Concerned about the state of local democracy in Guyana, the ABC countries (USA, Britain and Canada), along with a number of civil society organizations issued a joint statement on the matter. The statement noted that international development agencies have long recognised the tangible benefits of local democracy going far beyond the act of casting a vote, and that elections would bring “much needed reinvigoration into local government entities”. It further stated that “Effective and efficient public administration coupled with healthy local governance can drive development efforts. Local government institutions bring government closer to the people, fostering greater inclusion, civic responsibility, empowerment and participation…. It is only when people have transparent and accountable institutions at all levels of government – national, regional, and local, will they have confidence in their future”. One recalls the “feral blast” on the former US Ambassador Brendt Hardt at his farewell function after he had spoken on another occasion against the Administration’s failure to hold local government elections. Detailing the different reasons the President had given for not having the elections each time he spoke on the issue, the Ambassador asserted that the President cannot be “an inconsistent defender of the constitution”. The Ambassador had spoken the truth regardless of how painful and inconvenient it was for those in authority.

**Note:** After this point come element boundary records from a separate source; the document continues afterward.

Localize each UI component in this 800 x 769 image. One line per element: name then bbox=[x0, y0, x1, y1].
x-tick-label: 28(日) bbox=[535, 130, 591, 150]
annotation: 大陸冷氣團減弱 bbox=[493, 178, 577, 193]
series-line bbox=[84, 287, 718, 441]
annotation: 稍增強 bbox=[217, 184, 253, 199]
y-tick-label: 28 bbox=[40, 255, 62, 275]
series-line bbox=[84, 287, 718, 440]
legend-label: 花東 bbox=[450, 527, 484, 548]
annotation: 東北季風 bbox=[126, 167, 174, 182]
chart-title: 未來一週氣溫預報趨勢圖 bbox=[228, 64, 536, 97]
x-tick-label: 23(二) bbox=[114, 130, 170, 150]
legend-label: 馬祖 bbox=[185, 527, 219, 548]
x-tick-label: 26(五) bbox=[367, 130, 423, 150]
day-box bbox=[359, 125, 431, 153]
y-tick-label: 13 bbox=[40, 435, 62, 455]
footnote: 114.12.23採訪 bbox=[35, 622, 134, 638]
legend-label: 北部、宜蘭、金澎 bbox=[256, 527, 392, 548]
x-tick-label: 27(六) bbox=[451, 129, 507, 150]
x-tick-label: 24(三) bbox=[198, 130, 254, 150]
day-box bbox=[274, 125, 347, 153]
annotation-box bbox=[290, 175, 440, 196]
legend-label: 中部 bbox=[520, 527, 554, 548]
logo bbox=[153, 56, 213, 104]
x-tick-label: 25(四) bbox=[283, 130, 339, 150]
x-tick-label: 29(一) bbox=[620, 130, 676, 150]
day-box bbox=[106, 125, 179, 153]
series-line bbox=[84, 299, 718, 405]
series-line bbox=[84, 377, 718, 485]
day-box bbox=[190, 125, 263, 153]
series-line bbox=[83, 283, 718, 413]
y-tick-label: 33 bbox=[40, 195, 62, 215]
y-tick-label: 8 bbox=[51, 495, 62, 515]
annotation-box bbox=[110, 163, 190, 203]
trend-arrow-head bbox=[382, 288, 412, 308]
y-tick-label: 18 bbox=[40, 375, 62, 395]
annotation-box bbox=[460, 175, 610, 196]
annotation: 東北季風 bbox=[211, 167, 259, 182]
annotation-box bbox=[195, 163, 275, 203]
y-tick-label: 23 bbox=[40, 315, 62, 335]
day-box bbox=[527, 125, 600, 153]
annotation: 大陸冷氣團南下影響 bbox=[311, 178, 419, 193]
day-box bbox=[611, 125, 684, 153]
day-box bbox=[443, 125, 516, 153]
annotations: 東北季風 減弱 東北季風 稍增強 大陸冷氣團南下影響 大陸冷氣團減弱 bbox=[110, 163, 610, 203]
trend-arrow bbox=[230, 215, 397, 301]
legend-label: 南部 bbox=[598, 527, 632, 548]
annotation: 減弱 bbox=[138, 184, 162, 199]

The Administration had also disbanded many of local democratic councils and replaced them with interim management committees, comprising handpicked individuals. There is overwhelming evidence of a lack of accountability in respect of these councils. The six municipalities have not had audited accounts for on average 15 years while 52 of the 65 Neighbourhood Democratic Councils (NDCs) did not have audited accounts for the last five years. A total of 18 NDCs have also not produced audited accounts since they were established in 1994.